After a record-breaking wet winter, we're seeing particularly high groundwater and river flows, so no matter what you're doing near our rivers this season, be aware of weather forecasts and, if in doubt, stay out of rivers this summer.

Nor-west weather means no-go for rivers

The strong, hot, dry wind of Canterbury's infamous nor-westers usually means heavy rain in the upper reaches of our alpine rivers such as Waiau Uwha, Hurunui, Waimakariri, Rakaia, Rangitata, Waitaki (and Waitaki Lakes), and Ahuriri.

This kind of rain has a significant impact on what's happening in our local waterways, Environment Canterbury Flood Controller Nick Griffith said.

"The northwest conditions that generate rain in the alpine parts of these large catchments catch many people out — they cause hot and sunny weather on the plains coupled with rapidly rising river levels and the potential for these waterways to flood with very little warning," Nick said.

The wide riverbeds and braided nature of these rivers also mean that river users can be enjoying a dry area of the riverbed without realising that braided flow channels that were dry, or that they had forded easily when travelling to their spot on the river, have now risen behind them, preventing them from safely exiting the riverbed later in the day.

Regional parks ranger has seen it all

From vehicles getting stranded to being washed completely downstream, Regional Park Field Ranger Quentin Garlick has seen it all working along the Waimakariri River, the region's most heavily used river for recreation purposes.

He recalled one day when three different vehicles got stuck. "It can be a perfectly sunny day and there's no water at all coming down the river when it floods," Quentin said.

"It can happen so quickly. The problem is that people aren't checking weather conditions in the mountains before they rock down to the river!"

He urged people to check our river flow data and flood warnings on our social media and to be on the lookout for orange Environment Canterbury flood warning signs when they're spending time at the river over summer.

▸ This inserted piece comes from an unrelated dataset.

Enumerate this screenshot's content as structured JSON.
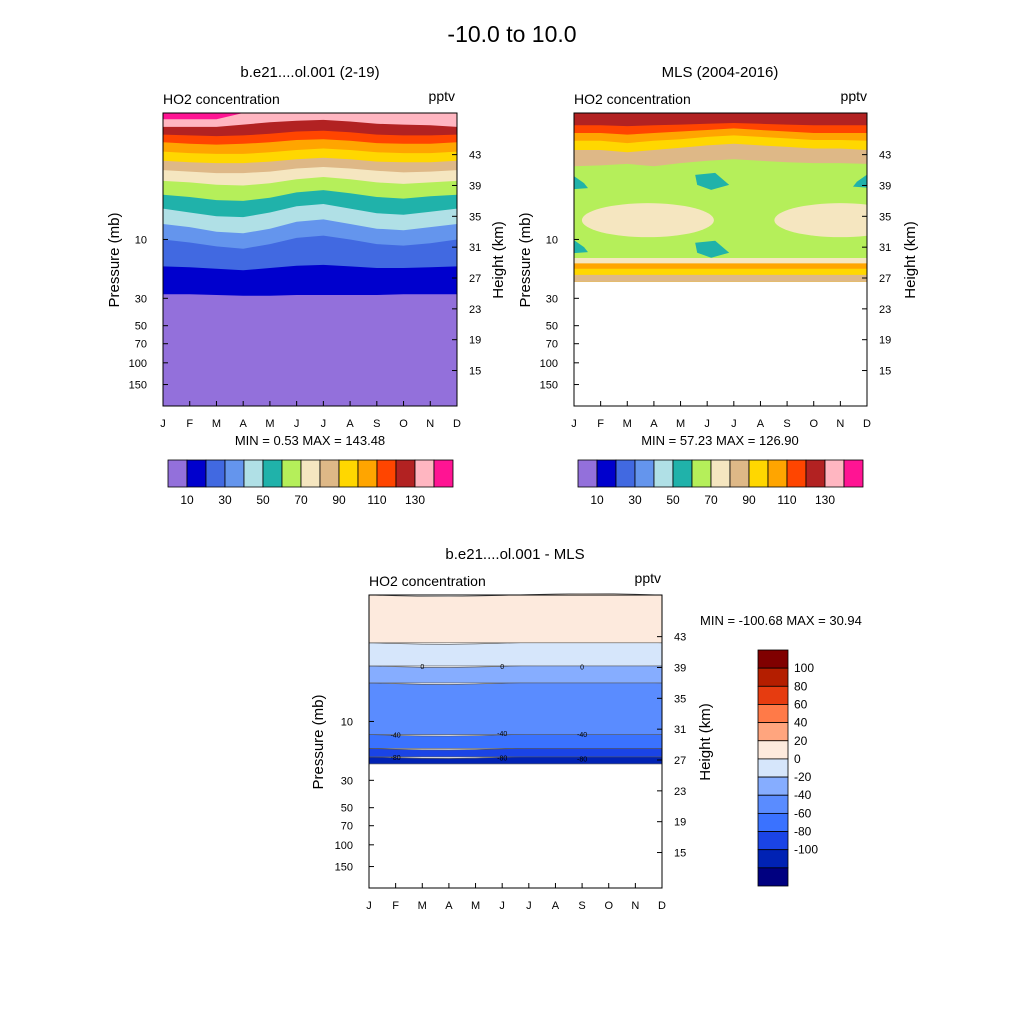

When the wind is dry, drive on by!

If there is a nor-west blowing or even a small amount of flooding, Quentin's advice is simple — stay away!

"Sometimes we get several groups of people going onto riverbeds in flood. That's a dangerous idea — if it's a fast flood, there's no way you could get everyone off the riverbed before it all turns to chaos," he said.

"Cars can be washed right off the riverbed and putting yourself in flood waters puts others at risk who might be around and try to help."